Première baisse des prix immobiliers depuis 40 ans
Le chief economist constate aussi qu’il devient de moins en moins abordable d’acheter une maison dans notre pays. “J’ai regardé la proportion du revenu disponible qu’un ménage avec 4.200 euros de revenus mensuels consacre à rembourser un prêt de 290.000 euros à taux fixe sur 25 ans. Aujourd’hui, avec un taux de 3,2%, ce ménage paie 1.400 euros par mois. Il ne payait que 1.100 euros au début de l’année (le taux était alors de 1,3%). Or, cette mensualité de 1.400 euros représente une quote-part de 30% du revenu, ce qui est le niveau le plus élevé depuis 40 ans”, précise l’économiste, qui ajoute qu’en raison de l’évolution des taux, la hausse des tarifs des prêts hypothécaires n’est sans doute pas terminée.
En 2023, nous devrions observer une légère baisse des prix de l’immobilier, pouvant aller jusqu’à 2%.

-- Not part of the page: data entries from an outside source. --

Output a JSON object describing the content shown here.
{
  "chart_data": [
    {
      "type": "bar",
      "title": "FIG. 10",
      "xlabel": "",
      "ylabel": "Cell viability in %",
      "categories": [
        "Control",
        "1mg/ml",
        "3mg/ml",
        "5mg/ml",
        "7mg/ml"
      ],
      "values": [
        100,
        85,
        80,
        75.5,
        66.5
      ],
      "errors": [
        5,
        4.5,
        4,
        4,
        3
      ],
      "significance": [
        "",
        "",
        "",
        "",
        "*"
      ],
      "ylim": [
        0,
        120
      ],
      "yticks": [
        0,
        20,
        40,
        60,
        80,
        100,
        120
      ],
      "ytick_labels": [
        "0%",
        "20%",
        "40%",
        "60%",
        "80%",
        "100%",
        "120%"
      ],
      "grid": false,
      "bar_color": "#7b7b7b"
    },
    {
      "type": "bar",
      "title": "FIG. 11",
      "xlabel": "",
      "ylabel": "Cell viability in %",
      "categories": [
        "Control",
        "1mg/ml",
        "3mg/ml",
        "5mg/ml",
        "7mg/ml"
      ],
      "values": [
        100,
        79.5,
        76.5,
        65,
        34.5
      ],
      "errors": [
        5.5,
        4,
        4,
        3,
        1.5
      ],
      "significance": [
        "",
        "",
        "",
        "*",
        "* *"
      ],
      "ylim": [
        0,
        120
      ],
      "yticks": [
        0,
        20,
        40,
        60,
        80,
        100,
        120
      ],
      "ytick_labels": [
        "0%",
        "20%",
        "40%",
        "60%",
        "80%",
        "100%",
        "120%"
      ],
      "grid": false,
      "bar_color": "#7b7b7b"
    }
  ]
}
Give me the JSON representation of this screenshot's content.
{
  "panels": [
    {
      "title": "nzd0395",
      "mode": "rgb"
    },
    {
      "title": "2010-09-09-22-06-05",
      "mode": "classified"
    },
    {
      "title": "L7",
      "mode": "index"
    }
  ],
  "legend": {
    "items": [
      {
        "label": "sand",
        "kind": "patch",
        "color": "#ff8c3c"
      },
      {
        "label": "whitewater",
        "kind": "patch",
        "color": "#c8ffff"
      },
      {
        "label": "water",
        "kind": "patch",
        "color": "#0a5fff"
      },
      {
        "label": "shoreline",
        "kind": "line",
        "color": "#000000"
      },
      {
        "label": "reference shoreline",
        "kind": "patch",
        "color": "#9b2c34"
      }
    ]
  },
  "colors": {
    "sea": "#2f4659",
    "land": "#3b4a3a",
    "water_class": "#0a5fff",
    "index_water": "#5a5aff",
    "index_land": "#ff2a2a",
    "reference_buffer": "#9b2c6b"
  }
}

De moins en moins de ménages, et particulièrement des jeunes, peuvent donc acheter un logement. A cela s’ajoute le fait que la confiance des ménages est en baisse. Plus spécialement le baromètre qui montre que leur intention d’acheter des biens importants (logement, voiture) est tombé à son niveau le plus bas depuis 1985. “Les transactions dans le marché immobilier suivent traditionnellement la tendance de cet indice, note Koen De Leus. On constate d’ailleurs déjà une diminution des transactions immobilières.” Dès lors, dans un marché où il y a moins de transactions mais où l’offre reste identique, le prix devrait diminuer. “Nous n’avions pas pensé, jusqu’à présent, que le prix nominal des logements allait baisser, mais nous avons changé d’avis, conclut le chief economist. En 2023, nous devrions observer une légère baisse des prix, pouvant aller jusqu’à 2%, ce qui n’était, si l’on exclut une baisse de 0,5% en 2009 et 2014, jamais arrivé depuis le début des années 1980″.